Harry Brennan was born in 1949 and came to Alexandria, inner city Sydney, when he was seven. He grew up in family of twelve children, another four having died in infancy. In his interview he describes working class life and his father’s early death. He also recalls his widowed mother’s political involvement and her work as a barmaid and factory worker, and many aspects of childhood including entertainment, Cracker Night, the Speedway, and children’s paid work. In the excerpt below he remembers selling newspapers as a boy at the workshops at the Eveleigh rail yards, which once dominated the local landscape.

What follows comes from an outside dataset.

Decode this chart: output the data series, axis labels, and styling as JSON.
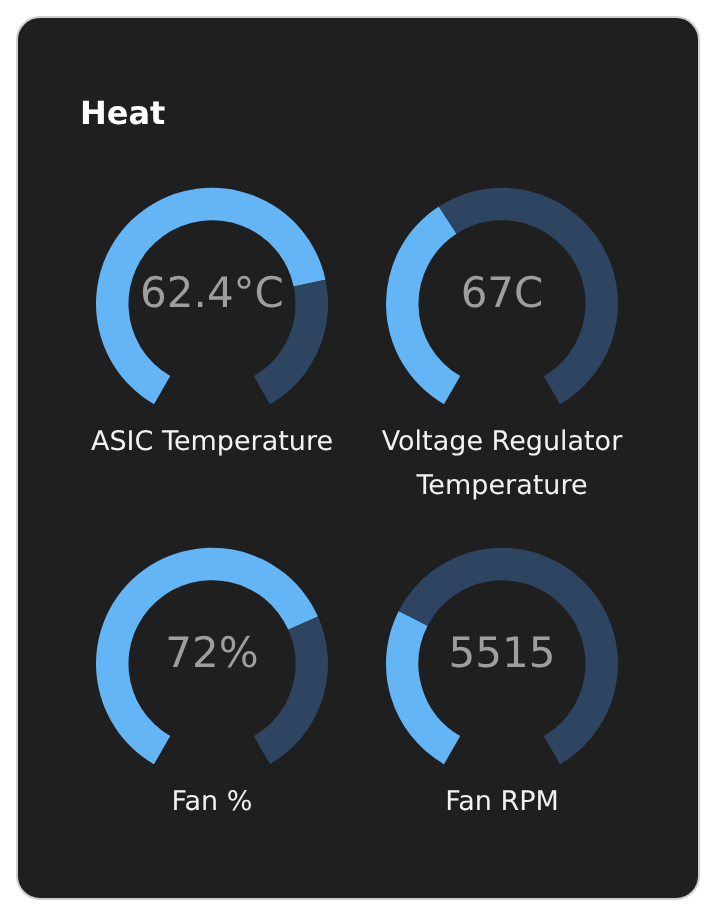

We used to go and sell papers and I used to sell papers at Eveleigh Workshop. There was Eveleigh 1 and Eveleigh 2, and in those days you could put a hundred papers down and walk up to the next place and pick up the money from the other hundred papers, and go back and pick up the money from the others. People used to put the money down and pick up the paper and always leave the money.
And what about the other local kids?
Most of them were selling papers. We used to hop on the tram and sell papers on the tram going down to St Peters or going down Botany Road. Sometimes we’d go into some other paperboy’s area and we’d have to settle it.

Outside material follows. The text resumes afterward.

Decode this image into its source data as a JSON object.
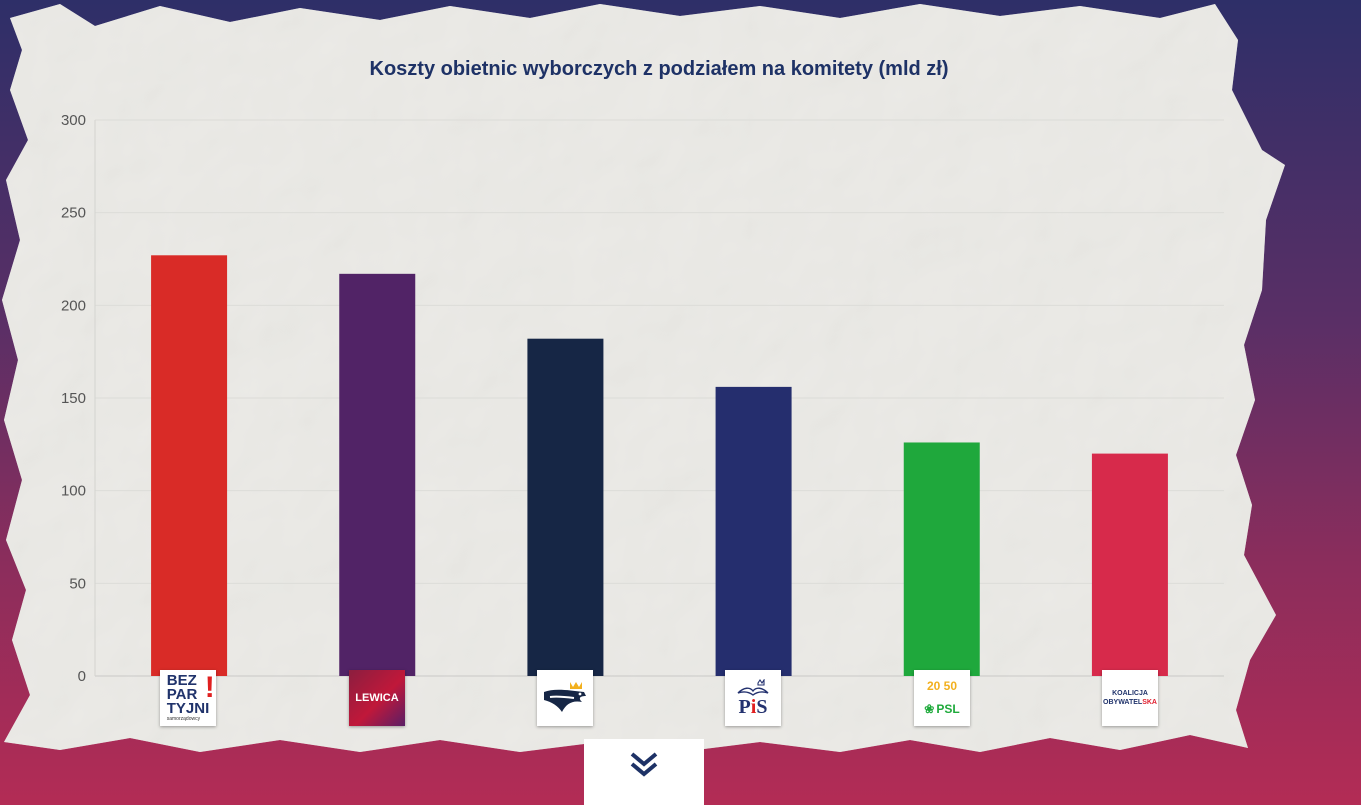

And the tram drivers used to just let you on?
Well, if you hopped on a bus or a tram you used to be able to walk straight through: “Paper!”, “Yes, thank you”, and then you’d get off at the next stop or a few stops down the road. I remember when we were selling papers we used to put a lay-by on a Chinese meal. We used to leave a shilling every day at the Chinese shop and on Friday night all the paperboys’d get together and we’d have a banquet, so we used to lay-by our Chinese meal, at the Canton in Botany Road.